My brown eyes widened in shock when I saw the state that I was in. My face was blood-spattered and covered with dirt and grime. My beard was long and stuck into clumps. My hair was heavily matted and had gathered in long, scraggly chunks. Even my eyes were bloodshot, the surviving white base tinged with gray —evidence of the endless punishments I had endured.

I barely recognized the man staring back.

Yet I could only feel relief in it. There was little resemblance to the twin that had locked me away out of sight. Judah had gone . . . Hell, Rider had gone. Harmony would not see the mirror image of the pretender prophet. She would see a dirty, beaten man. A prisoner, just like her.

“Rider? Where are you?”

Harmony’s sweet voice came drifting across the cell. I slowly walked back to the wall. My legs tingled as the blood rushed through my starved muscles. Slumping to the floor, I pushed my fingers into the gaps around the brick and pulled on the stone. Dust clouded the air as the old stone began to pull away. The stone suddenly got stuck. I opened my mouth to tell Harmony to push from her side, but the rock moved before I could.

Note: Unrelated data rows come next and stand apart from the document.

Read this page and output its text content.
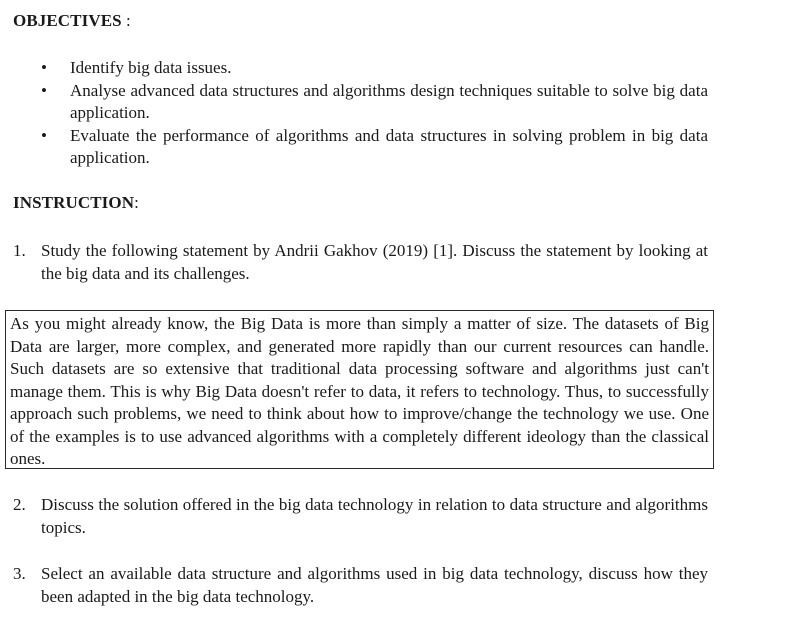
OBJECTIVES :
• Identify big data issues.
• Analyse advanced data structures and algorithms design techniques suitable to solve big data application.
• Evaluate the performance of algorithms and data structures in solving problem in big data application.
INSTRUCTION:
1. Study the following statement by Andrii Gakhov (2019) [1]. Discuss the statement by looking at the big data and its challenges.
As you might already know, the Big Data is more than simply a matter of size. The datasets of Big Data are larger, more complex, and generated more rapidly than our current resources can handle. Such datasets are so extensive that traditional data processing software and algorithms just can't manage them. This is why Big Data doesn't refer to data, it refers to technology. Thus, to successfully approach such problems, we need to think about how to improve/change the technology we use. One of the examples is to use advanced algorithms with a completely different ideology than the classical ones.
2. Discuss the solution offered in the big data technology in relation to data structure and algorithms topics.
3. Select an available data structure and algorithms used in big data technology, discuss how they been adapted in the big data technology.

My heart swelled. She had done it without being asked—she wanted to see me too. I pulled on the brick with as much strength as I could muster.

“It is working,” Harmony said as the brick moved, millimeter by millimeter, painstakingly slowly. Finally, after minutes of working the jagged brick out of its home, it was freed into my hands.

I exhaled, breathless with exertion. But my tiredness was soon forgotten as I discarded the brick, hiding it in the darkest corner of the cell. I stared down at the hole in the wall. My heart slammed against my ribs and my pulse raced faster in my neck.

“Rider,” Harmony said breathlessly. “It worked.”